Spread e debito pubblico, le tasse nascoste che paghiamo
Manca un miliardo, o forse due. Per evitare tra una settimana l’odioso aumento dell’Iva dal 21 al 22% servono soldi. Soldi che il governo Letta al momento non ha. Per la scelta di abolire l’Imu, per la necessità di rispettare gli impegni europei di mantenere il rapporto deficit-Pil al di sotto della soglia del 3%.
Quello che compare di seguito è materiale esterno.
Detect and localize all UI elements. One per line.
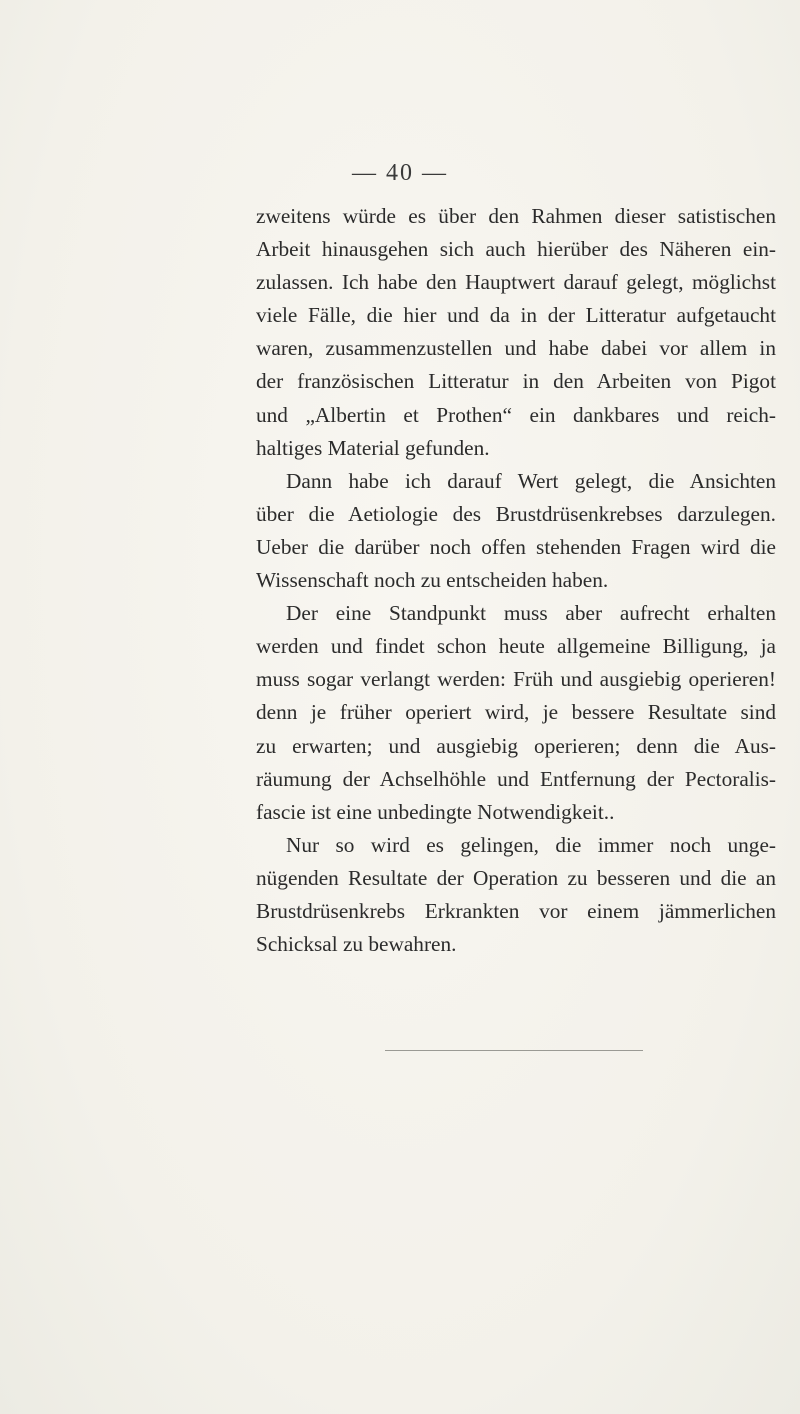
end-rule-divider: [385, 1050, 643, 1051]
text-line: zulassen. Ich habe den Hauptwert darauf gelegt, möglichst: [256, 270, 776, 295]
text-line: Nur so wird es gelingen, die immer noch unge-: [286, 832, 776, 857]
text-line: Schicksal zu bewahren.: [256, 932, 457, 957]
text-line: muss sogar verlangt werden: Früh und ausgiebig operieren!: [256, 667, 776, 692]
text-line: werden und findet schon heute allgemeine Billigung, ja: [256, 634, 776, 659]
body-text: [256, 200, 776, 961]
text-line: Der eine Standpunkt muss aber aufrecht erhalten: [286, 601, 776, 626]
text-line: waren, zusammenzustellen und habe dabei vor allem in: [256, 336, 776, 361]
text-line: zu erwarten; und ausgiebig operieren; denn die Aus-: [256, 733, 776, 758]
page-number: — 40 —: [352, 160, 448, 186]
text-line: viele Fälle, die hier und da in der Litteratur aufgetaucht: [256, 303, 776, 328]
paragraph-4: [256, 829, 776, 961]
text-line: nügenden Resultate der Operation zu besseren und die an: [256, 865, 776, 890]
text-line: räumung der Achselhöhle und Entfernung der Pectoralis-: [256, 766, 776, 791]
text-line: denn je früher operiert wird, je bessere Resultate sind: [256, 700, 776, 725]
paragraph-2: [256, 465, 776, 597]
text-line: über die Aetiologie des Brustdrüsenkrebses darzulegen.: [256, 501, 776, 526]
text-line: Ueber die darüber noch offen stehenden Fragen wird die: [256, 534, 776, 559]
text-line: Dann habe ich darauf Wert gelegt, die Ansichten: [286, 468, 776, 493]
text-line: und „Albertin et Prothen“ ein dankbares und reich-: [256, 402, 776, 427]
paragraph-3: [256, 597, 776, 829]
text-line: zweitens würde es über den Rahmen dieser satistischen: [256, 204, 776, 228]
text-line: der französischen Litteratur in den Arbeiten von Pigot: [256, 369, 776, 394]
text-line: Arbeit hinausgehen sich auch hierüber des Näheren ein-: [256, 237, 776, 262]
text-line: fascie ist eine unbedingte Notwendigkeit..: [256, 799, 615, 824]
text-line: haltiges Material gefunden.: [256, 435, 490, 460]
text-line: Wissenschaft noch zu entscheiden haben.: [256, 568, 609, 593]
text-line: Brustdrüsenkrebs Erkrankten vor einem jämmerlichen: [256, 898, 776, 923]
paragraph-1: [256, 200, 776, 465]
Tutta una questione di spread. Il governo non ha soldi perché lo Stato italiano (e quindi i cittadini tutti) devono pagare una “tassa nascosta” ai propri creditori; la grande finanza e i piccoli e medi risparmiatori: gli interessi sul debito pubblico. Se è vero che lo spread è l’indice sui mercati finanziari dell’affidabilità (per lo meno percepita) del nostro Paese rispetto alla Germania, l’Italia è ancora lontana dal suo obiettivo principale: raggiungere quota 100, come previsto da Enrico Letta e Fabrizio Saccomanni. È forse un obiettivo utopico (equivale ad un’affidabilità percepita pari a quella della Germania), ma che farebbe risparmiare allo Stato (a regime), ben 10 miliardi di euro (stime del Ministero dell’Economia) che potrebbero essere utilizzati, per esempio, per bloccare l’aumento dell’Iva, ridurre il cuneo fiscale (e quindi il costo del lavoro) e per finanziare ricerca e scuola pubblica.
Un beneficio per tutti. Abbassando lo spread ulteriormente i vantaggi sarebbero per tutti – e non solo per lo Stato – perché calano di conseguenza i tassi di interesse. Maggiore spesa pubblica che può rilanciare l’economia e spingerla verso la necessaria ripresa. Ma favorisce anche i singoli cittadini e imprese, con prestiti e mutui meno cari.
Le riforme che mancano. Letta sa bene che il bilancio del governo, al momento, è negativo. Ha certamente avuto poco tempo per affrontare i problemi del Paese ma è anche vero che ha dovuto sottostare alle pretese elettorali del Pdl sull’Imu. Tuttavia, il premier e l’esecutivo tutto, dovrebbero ora mettere mano alle questioni più stringenti, ad iniziare dal taglio del cuneo fiscale, riforma fondamentale che da decenni rappresenta un freno all’economia del nostro Paese. Con questa riforma Letta spera di riuscire a dimostrare all’Europa e agli investitori internazionali che si è iniziato a percorrere la strada corretta e che ora lo spread si può ulteriormente ridurre. Ciò sarà possibile legando al taglio del cuneo fiscale anche una serie di dismissioni che porteranno alla contrazione del debito pubblico, riducendo l’ammontare degli interessi sul debito e favorendo un ulteriore abbassamento dello spread. Ma serve stabilità e non giova al Paese lo scontro latente tra Pdl e Pd e le polemiche sulla decadenza di Silvio Berlusconi.